Entrepreneur Josip Polonij is investing in the renovation of the Učka hotel in Omišalj on the island of Krk, the owner of the Tommy retail chain, Tomislav Mamić, plans to build the Vila Rosina complex in the city under Marjan, restaurateur Željko Ćurković has built the Mamin san hotel on Cres, and the Balkan king of toilet paper, Petar Ćorluka, is reconstructing the Hrvatska hotel in Baška Voda. Earlier, Croatian national team player Dejan Lovren invested in the hotel business, Agram owner Dubravko Grgić took over the Medora hotels in Podgorica, Hrvoje Pezić is building a hotel on Ugljan, and previously invested in Zagreb hotels operating under the Hilton brand. Pavo Zubak also opened a new five-star hotel, Valadrion resort, last year after investing in the Ikador hotel in Ika.
Judging by the number of completed and announced investments in hotels, it seems that, regardless of their core business, Croatian entrepreneurs, as well as foreign ones, want to have their own hotels.

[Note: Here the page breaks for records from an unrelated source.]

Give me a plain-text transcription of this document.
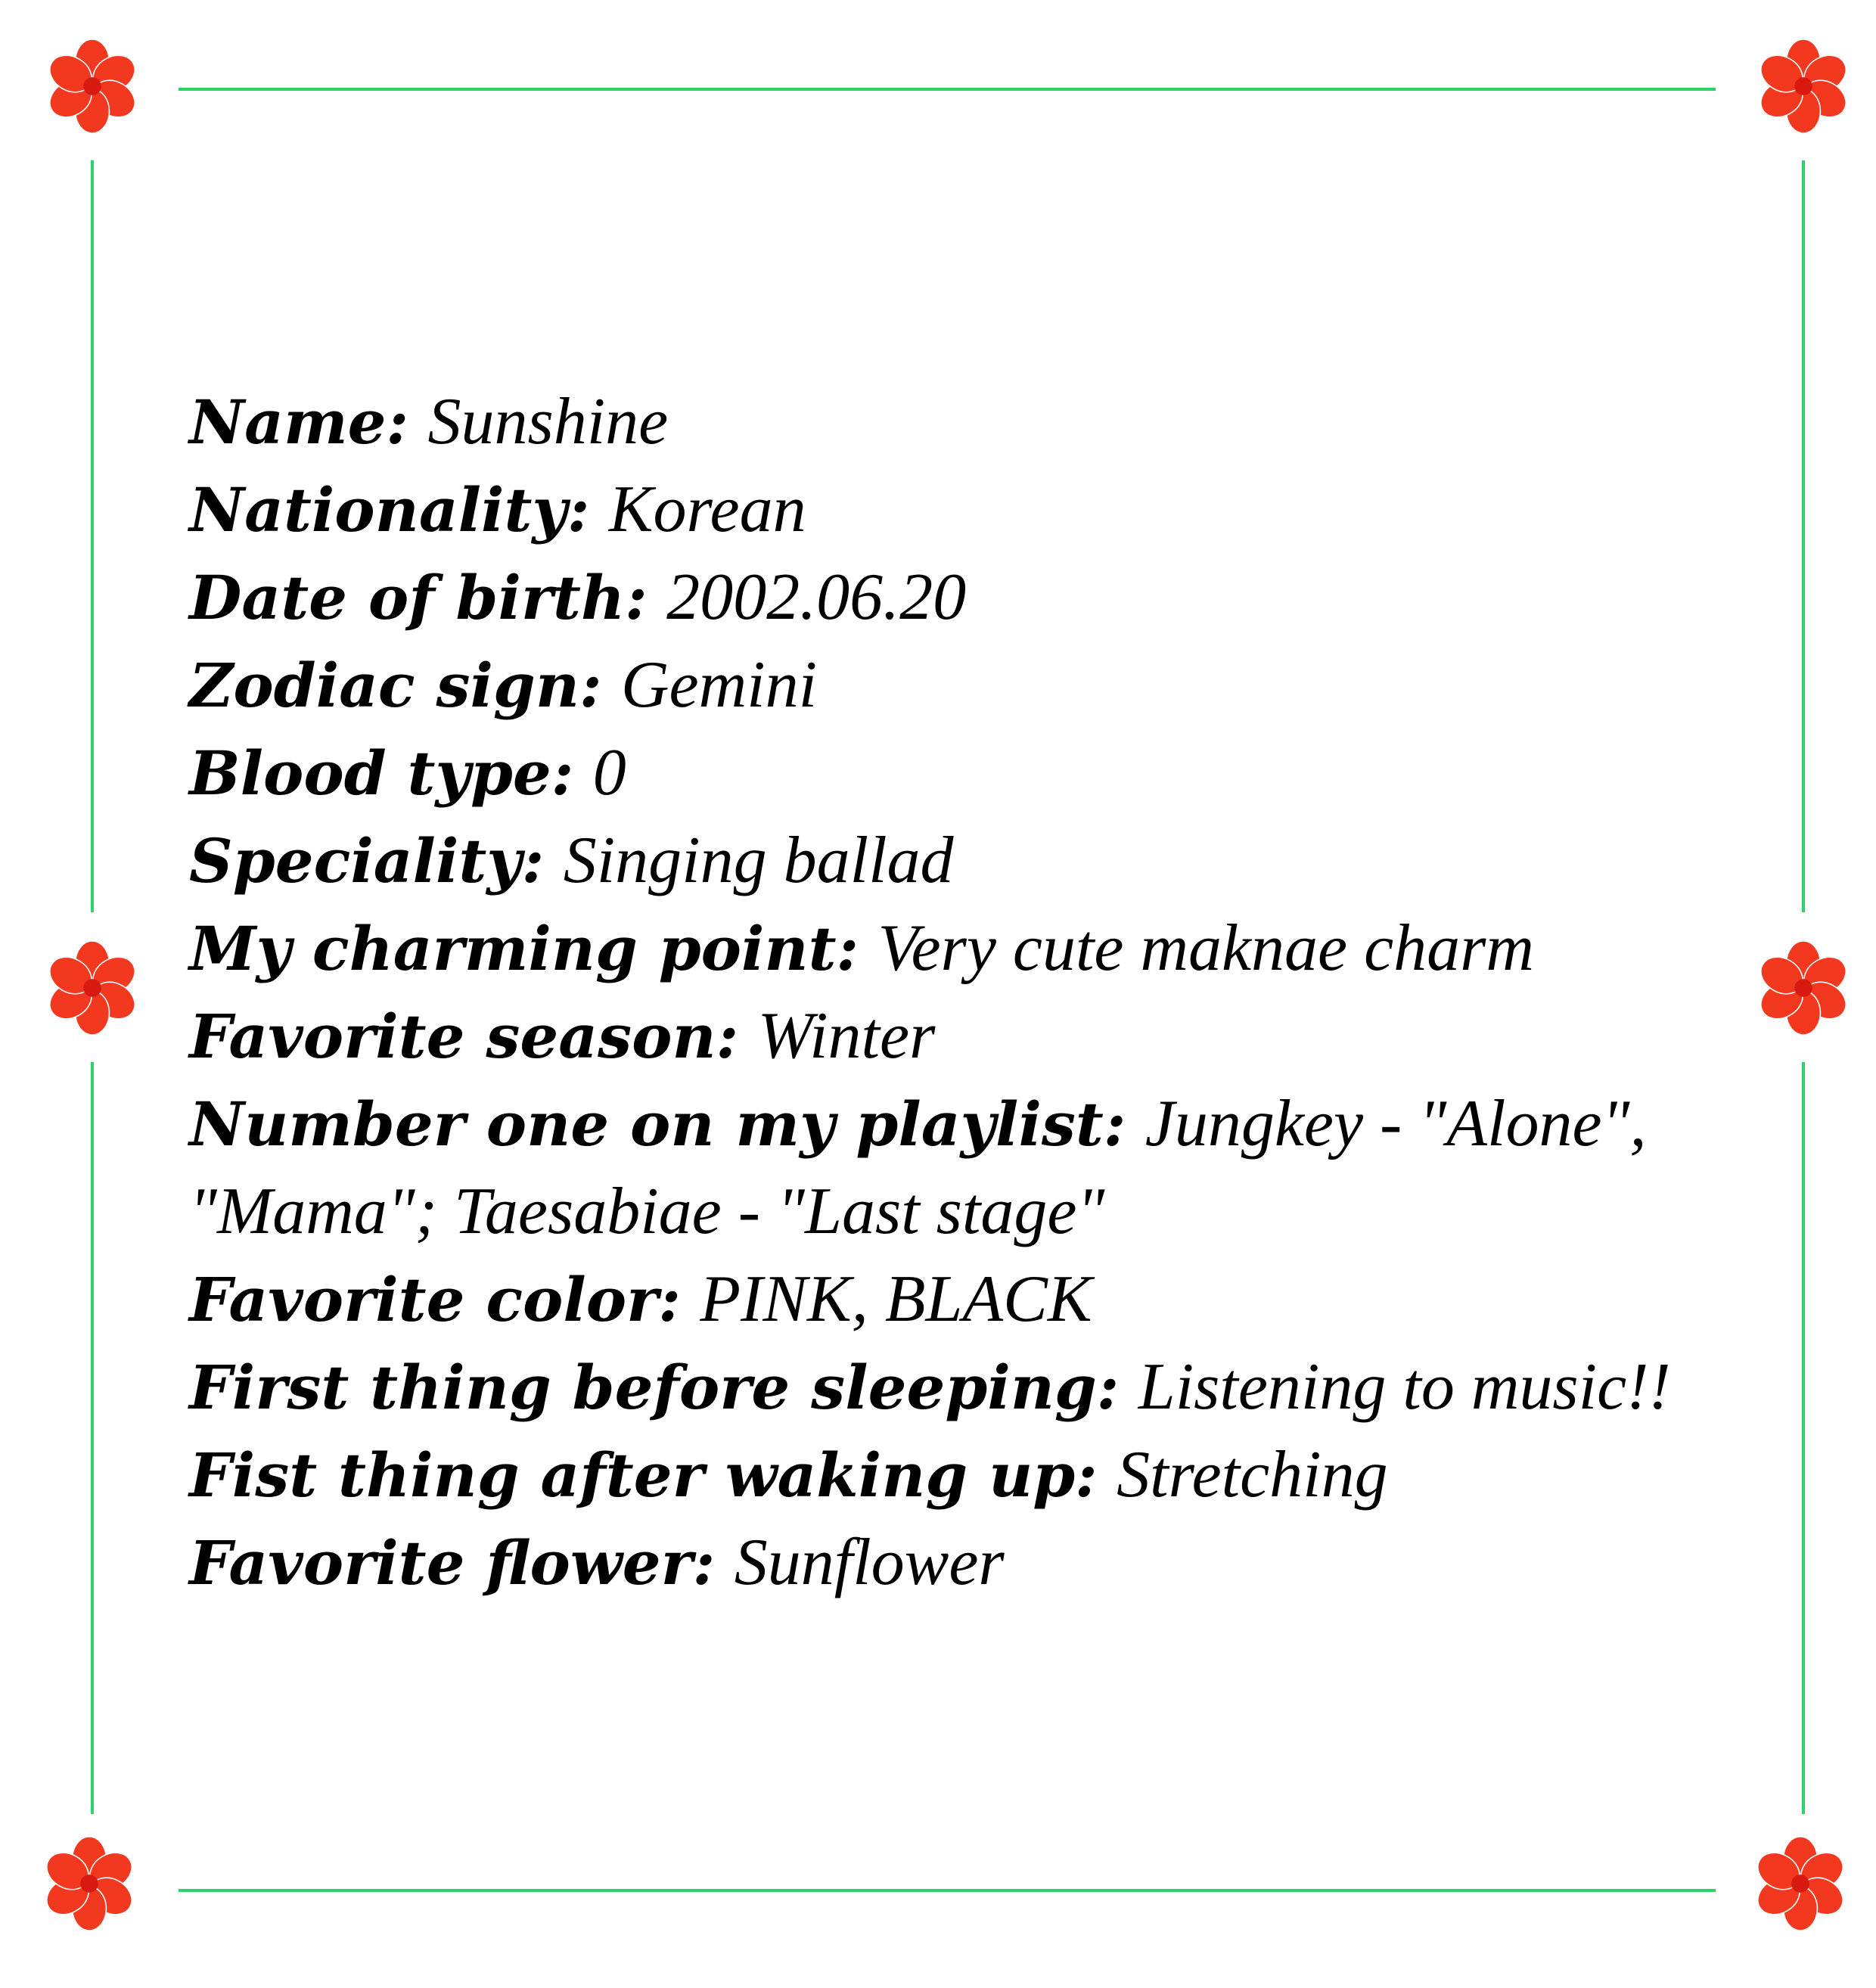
Name: Sunshine
Nationality: Korean
Date of birth: 2002.06.20
Zodiac sign: Gemini
Blood type: 0
Speciality: Singing ballad
My charming point: Very cute maknae charm
Favorite season: Winter
Number one on my playlist: Jungkey - "Alone",
"Mama"; Taesabiae - "Last stage"
Favorite color: PINK, BLACK
First thing before sleeping: Listening to music!!
Fist thing after waking up: Stretching
Favorite flower: Sunflower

It’s not the same whether it’s small or large
There are plenty of arguments for this. Tourism remains our main asset in the global market, and in recent years, tourist records have been consistently broken. Last year, we recorded a record 19.5 million arrivals and 92.4 million overnight stays, surpassing the figures from 2019.
– Although the Croatian hotel market is still underdeveloped compared to similar destinations and we still rely on private accommodation, there has been a visible increase in investments in the commercial accommodation segment in recent years. Some of the completed investments in the hotel sector include the opening of the newly renovated Zonar hotel in Zagreb with an investment of 30 million euros and the AC Hotel by Marriott in Split with an investment of 80 million euros – stated Ivan Laljak, a manager in the Investment Transactions Department at Colliers.
An additional argument is solid profitability, but it significantly depends on whether it is a smaller hotel or a hotel chain, as well as the category of the hotel.
– Major hotel companies achieve profitability of 30 to 35 percent EBITDA margin. In recent years, major hotel chains have managed to increase revenues to offset the rising costs caused by inflation, resulting in record business performance. However, smaller hotels often have lower profitability due to fewer synergy effects and suboptimal management, often due to a lack of professional management – explained Laljak.
—
—
The return on investment in hotel projects usually takes between ten and fifteen years, depending on factors such as location, management, and positioning. For this reason, it is crucial to avoid over-investment, meaning knowing how to assess the necessary level of investment in relation to product positioning and destination, and having a good business plan to ensure the profitability of the investment.
More suitable brownfield
Investments in the hotel business in Croatia have so far mainly been directed towards brownfield projects. There are several reasons for this: the high seasonality of Croatian tourism, bureaucratic entanglements, and the slow and often unpredictable development of greenfield projects are just some of them. Additionally, the high availability of brownfield projects deters investors from entering demanding greenfield ventures, which can sometimes take ten years from the start of land acquisition to obtaining all permits for construction. This is unacceptable for most investors.
– Greenfield– projects are not common due to the seasonal nature of the business and the increasing construction costs and accompanying bureaucracy. In recent years, we can say that there have been some improvements in this area, but still insufficient. Administrative processes in Croatia, including those related to hotel construction, are often slow. This is a significant obstacle for large projects, ultimately hindering tourism development. Instead of strategic larger-scale projects, our coast is characterized by the development of smaller unplanned projects such as the construction of private accommodation, i.e., apartments and houses, and uncontrolled development along the coast. Procedures certainly need to be expedited to create an investment climate that encourages investors in both greenfield and brownfield projects – believes Laljak.
Although simpler, brownfield projects also carry challenges, especially when it comes to projects in public ownership. Most of them are not yet ready for development, which is why their activation often takes several years and, unfortunately, depends on changes in the political scene.
—
—
– Investors have recognized public-private partnership as a desirable model due to a clear plan and development and state support, as well as the division of responsibilities. A good example of successful activation of public property is the Batižele project in Šibenik, and we hope there will be more such examples – said Laljak.
To ensure a faster return on investment and reduce risks, in recent years, there has been an increasing popularity of mixed-use projects, which, in addition to hotels, include second-home properties (villas, houses, apartments). After the sale, they return to business (rental pool) during the time when the owners do not use them. An example of such a resort is Petram Resort & Residences in Alberi, which consists of an aparthotel with 179 accommodation units, 55 luxury villas, and three residential buildings with 18 apartments, invested in by Serbian sugar king Miodrag Kostić. A similar investment, a complex of apartments and exclusive villas with pools, is also planned by the Slovak company SITNO Holding Real Estate in the municipality of Preko on Ugljan.